My friend is furious that I am seeing a man who was married before, and who has children. She insists that he is probably still married, and refuses to acknowledge him or my relationship with him until I offer her proof that he is not married. She believes that he is still married to his ex-wife, that his “wife” believes they are still married, and that he is leading me on because he wants to cheat on his wife.
She is refusing to talk to me about him until I offer her proof that he is not married. She says that if I can’t prove that he’s not married, then it’s the same as dating a married man, and the kind of woman who dates a married man could never be her friend.
I have not actually seen his divorce papers and annulment papers. I wouldn’t even know what they would look like! I knew him as a friend for about 6 months before we started dating, and we discussed his relationship with his ex-wife. He had no reason to imagine that we might start dating, and therefore no reason to lie about the relationship with his wife. I have been given no reason to distrust him or believe that he is lying. He has never been anything but honest with me. I have looked for warning signs, in case my friend is getting a vibe from him, but there are no warning signs.

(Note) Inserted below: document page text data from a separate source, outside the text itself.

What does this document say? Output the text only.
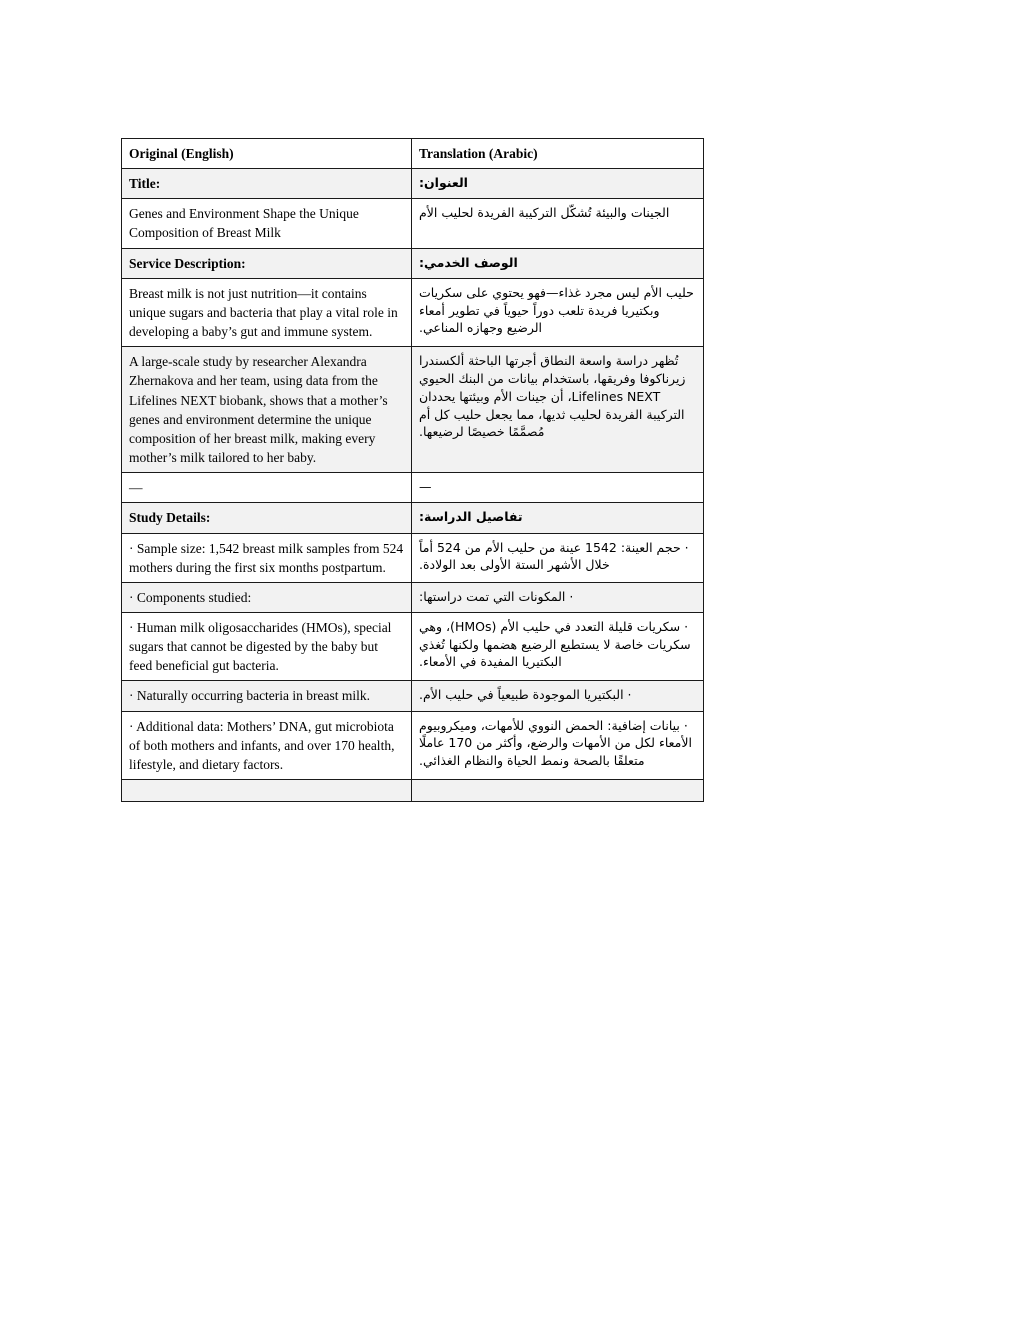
Original (English)	Translation (Arabic)
Title:	العنوان:
Genes and Environment Shape the Unique Composition of Breast Milk	الجينات والبيئة تُشكّل التركيبة الفريدة لحليب الأم
Service Description:	الوصف الخدمي:
Breast milk is not just nutrition—it contains unique sugars and bacteria that play a vital role in developing a baby’s gut and immune system.	حليب الأم ليس مجرد غذاء—فهو يحتوي على سكريات وبكتيريا فريدة تلعب دوراً حيوياً في تطوير أمعاء الرضيع وجهازه المناعي.
A large-scale study by researcher Alexandra Zhernakova and her team, using data from the Lifelines NEXT biobank, shows that a mother’s genes and environment determine the unique composition of her breast milk, making every mother’s milk tailored to her baby.	تُظهر دراسة واسعة النطاق أجرتها الباحثة ألكسندرا زيرناكوفا وفريقها، باستخدام بيانات من البنك الحيوي Lifelines NEXT، أن جينات الأم وبيئتها يحددان التركيبة الفريدة لحليب ثديها، مما يجعل حليب كل أم مُصمَّمًا خصيصًا لرضيعها.
—	—
Study Details:	تفاصيل الدراسة:
· Sample size: 1,542 breast milk samples from 524 mothers during the first six months postpartum.	· حجم العينة: 1542 عينة من حليب الأم من 524 أماً خلال الأشهر الستة الأولى بعد الولادة.
· Components studied:	· المكونات التي تمت دراستها:
· Human milk oligosaccharides (HMOs), special sugars that cannot be digested by the baby but feed beneficial gut bacteria.	· سكريات قليلة التعدد في حليب الأم (HMOs)، وهي سكريات خاصة لا يستطيع الرضيع هضمها ولكنها تُغذي البكتيريا المفيدة في الأمعاء.
· Naturally occurring bacteria in breast milk.	· البكتيريا الموجودة طبيعياً في حليب الأم.
· Additional data: Mothers’ DNA, gut microbiota of both mothers and infants, and over 170 health, lifestyle, and dietary factors.	· بيانات إضافية: الحمض النووي للأمهات، وميكروبيوم الأمعاء لكل من الأمهات والرضع، وأكثر من 170 عاملًا متعلقًا بالصحة ونمط الحياة والنظام الغذائي.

I have met members of his family, who have referred to his ex-wife in conversation. I have spoken on the phone with his sisters, who confirmed that he is divorced. I have spoken on the phone to his daughter (who is only three years old, and so didn’t have much to say on the subject). He went home to the Philippines to visit his kids, and gave me his sister’s number as his contact info. Every time I phoned it, the phone was immediately passed to him, which indicates to me that he was indeed spending time with his mother, his sisters and his kids, not with his ex-wife. His friends have independently confirmed his story that his wife abandoned him and the kids. All the signs point to him telling the truth.
So what do I tell my friend, who refuses to believe me that he’s not married?
I feel that I have no reason to distrust him, and so I don’t want to ask him to prove his marital status by showing me the papers. Asking him to show me the papers shows that I have no faith in his word. I do have faith that he is a good person.
The whole issue started because when I first met him, he showed me pictures of his kids. I took that to mean that he was married, and mentioned in passing to my friend that he was married. A month or so later, I learned that he was divorced and waiting for the annulment process to be completed. He apparently felt uncomfortable mentioning the divorce until he knew that he would be completely divorced. A few months later, he mentioned in passing that his annulment had been approved. And, a few months after that, we started dating. Certainly, I would never have considered dating him if I hadn’t learned that he was divorced. My friend thinks that he made up the divorce and the annulment in order to start dating me. I think that since we started as friends, and were not even considering dating when he told me he was divorced, I have no reason to doubt his word.
My friend says that my faith in him indicates that I
a) have no morals and no compunctions about sleeping with a man who could be married.
b) am naive and foolish to think that a man would be telling the truth about his marital status.
c) am gullible for believing this man, who is probably only trying to get my guard down so he can get into my pants.
So what do you think? Is my friend overreacting, or does she have a point? Do I have a moral obligation to make sure that he really is divorced?